Ohne Scham

Als Taslima Nasrin ihren Roman »Lajja« (Scham) 1993 veröffentlichte, konnte sie nicht ahnen, was sie damit auslöste. In ihm beleuchtet sie das Verhältnis zwischen der hinduistischen Bevölkerungsminderheit und der muslimischen Mehrheit in ihrem Herkunftsland Bangladesh. Das Buch wurde von der Regierung verboten.

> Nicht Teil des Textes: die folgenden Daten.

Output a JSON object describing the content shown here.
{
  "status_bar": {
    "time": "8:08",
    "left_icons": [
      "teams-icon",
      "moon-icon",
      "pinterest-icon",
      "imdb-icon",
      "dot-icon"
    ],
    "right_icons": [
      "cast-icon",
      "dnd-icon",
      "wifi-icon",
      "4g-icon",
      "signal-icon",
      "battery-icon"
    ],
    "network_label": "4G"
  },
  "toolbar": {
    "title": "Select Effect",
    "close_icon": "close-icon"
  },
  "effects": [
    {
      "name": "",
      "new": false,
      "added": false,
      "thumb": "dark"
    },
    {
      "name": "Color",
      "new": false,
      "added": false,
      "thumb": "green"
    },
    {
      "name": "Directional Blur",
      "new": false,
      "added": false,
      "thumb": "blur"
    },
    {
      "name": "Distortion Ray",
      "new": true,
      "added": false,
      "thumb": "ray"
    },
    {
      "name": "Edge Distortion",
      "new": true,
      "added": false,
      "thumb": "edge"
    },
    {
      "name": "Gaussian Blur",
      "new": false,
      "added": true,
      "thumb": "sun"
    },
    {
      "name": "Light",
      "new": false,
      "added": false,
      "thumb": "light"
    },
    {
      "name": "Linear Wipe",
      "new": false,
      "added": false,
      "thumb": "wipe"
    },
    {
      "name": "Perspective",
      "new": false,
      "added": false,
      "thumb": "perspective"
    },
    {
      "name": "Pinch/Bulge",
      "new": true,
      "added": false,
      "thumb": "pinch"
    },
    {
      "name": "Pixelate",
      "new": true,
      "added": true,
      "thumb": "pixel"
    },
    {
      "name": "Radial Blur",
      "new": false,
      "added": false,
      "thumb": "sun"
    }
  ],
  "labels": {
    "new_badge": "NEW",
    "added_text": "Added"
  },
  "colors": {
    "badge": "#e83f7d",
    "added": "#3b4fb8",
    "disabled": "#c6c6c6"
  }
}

Weltweite Aufmerksamkeit erfuhr die heute 52jährige, als die islamistische Gruppe »Rat der Soldaten des Islam« im Oktober 1993 eine Todesfatwa wegen »Blasphemie« gegen sie verhängte. Auf Einladung des schwedischen PEN-Clubs und mit Hilfe der schwedischen Regierung ging sie 1994 ins Exil. Ende Mai haben die USA die Schriftstellerin aufgenommen. Zuletzt hatte sie in Indien gelebt, wo sie erneut Morddrohungen erhalten hatte. Der Direktor der Organisation Center of Inquiry (COI), Michael de Dora, warnte: »In den vergangenen Wochen haben die Drohungen massiv zugenommen.« Ernstzunehmen sind sie allemal, in Bangladesh wurden in diesem Jahr bereits drei religionskritische Blogger brutal ermordet. Im Februar wurde der Blogger Avijit Roy von Islamisten in der Hauptstadt Dhaka auf der Straße zu Tode gehackt, seine Frau verletzt. Im März wurde der Blogger Washiqur Rahman auf dieselbe Weise getötet, im Mai traf es den atheistischen Blogger Ananta Bijoy in der Stadt Sylhet. Auf ihrem Blog veröffentlichte Nasrin Ende Mai einen Twitterpost: »Heute morgen wurde erneut ein freidenkerischer Blogger in Bangladesch zu Tode gehackt. Bangladesch ist schlimmer als Pakistan.«
Nasrin tritt für die Gleichberechtigung von Frauen ein und wendet sich gegen die Unterdrückung nichtislamischer Minderheiten in islamisch geprägten Gesellschaften. Bereits mit 13 Jahren veröffentlichte Nasrin erste Gedichte. Trotz ihrer literarischen Neigungen absolvierte sie auf Drängen ihres Vaters ein Medizinstudium und arbeitete anschließend als Anästhesistin im Medical College von Dhaka. Ihre dortigen Erfahrungen mit Vergewaltigungsopfern und mit Frauen, die wegen der Geburt einer Tochter die Scheidung befürchteten, führten zum publizistischen Engagement der Autorin. Ihr über 20jähriges Exil verbrachte sie in verschiedenen Ländern. Die Organisation CoI teilte mit, das Nasrin bereits vorvergangene Woche unter Ausschluss der Öffentlichkeit in New York eingetroffen sei. Die Autorin twitterte, dass sie nach Indien zurückkommen werde, sobald sie sich wieder sicher fühle.